After a little more than three months here in Morro Bay, we decided that it was time to take the dingy over to the sand peninsula that separates Morro Bay from the Pacific Ocean and do some exploring. Loaded with our beach exploration memories of Mexico, the kids and I set off in the dingy across the estuary and landed on the beach. It was just like old times, only 40 degrees cooler, I was wearing a jacket, and 90% of the sand island was off limits!
Without knowing that he was risking being put to death like Wesley Crusher on Star Trek if he violated the pristine nature area (TNG Season One Episode 8: Justice)
, Jason tried to get off the roped in eco-tourist path and violate the sanctified nesting grounds of the snowy plover. The sign was right next to him, what was he thinking? Lucky I acted fast and pulled him back from the brink of violating no less than 7 State and Federal environmental statues. I may not always be there to save him from starting a criminal record that would stop him from one day owning a firearm, but at least I was able to save him this morning and explain to him how todays world works. As I explained to him how the second ammendment to the Constitution was out of fashion today, with most peple falsely thinking it has something to do with hunting, Jason innocently asked me what would happen if the 4th and 5th ammendments became out of fashion. He is studying the Constitution in school, and I didn't have the heart to tell him that they already are out of fashion to the "keep us safe, rather than keep us free crowd".

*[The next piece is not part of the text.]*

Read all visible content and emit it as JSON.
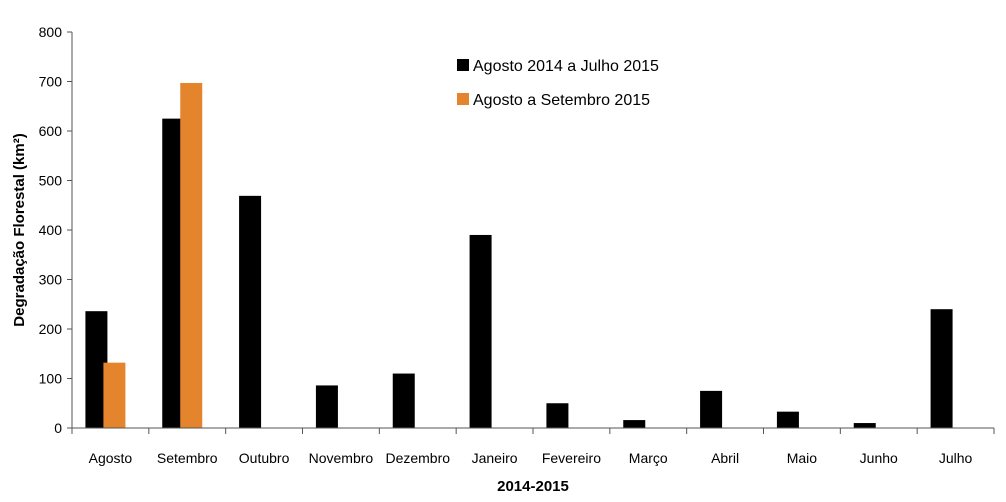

While we didn't care for the roped-in nature path walk, one thing we noticed right away was how clean the beach and bluffs were. No Mexican Bag fish (plastic grocery bags) or Mexican Kelp balls (plastic Coke, Gatorade and drink bottles) were seen on our entire 2 mile round-trip walk! In fact, we didn't see a single piece of trash on the entire beach, which was the first time we had that experience since going to Mexico. We had almost forgotten what the beach looked like without all the trash. It's something we never could understand about the culture in Mexico, that fishermen and people that lived by and made their living in and around the sea could just toss their trash right in the ocean. My classic trash culture event happened in 2008 during our March Baja Bash. Two 10 to 12 year old boys were helping their father run the diesel fuel barge in Turtle Bay. As dad filled our diesel tanks, we gave each of the two boys a Coke. One by one they flung the plastic bottles into the Bay when they finished drinking. Just an over the shoulder fling and then continued to ask if we had any cookies.

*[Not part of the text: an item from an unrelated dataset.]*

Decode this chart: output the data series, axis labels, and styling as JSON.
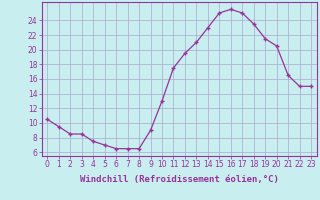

The Mexican Government is trying to educate people about environmental concerns and properly disposing of trash, but it's often a hard argument to make when the local municipal trash pick-up simply dumps the trash along the side of the road outside of town and lights it on fire for disposal. So on one hand you have the absence of reasonable environmental regulations in Mexico based a little on ignorance but more on poverty and on the other hand a roped-in nature trail approach, where Gia worship and the sanctity of nature trumps human life in our culture. Who's trash does more harm in the long run? Well many would say that the answer to that question is above my pay grade, but I do have a pretty good idea, even if saying it out loud isn't in style these days and will get you put on a Govenment watch list.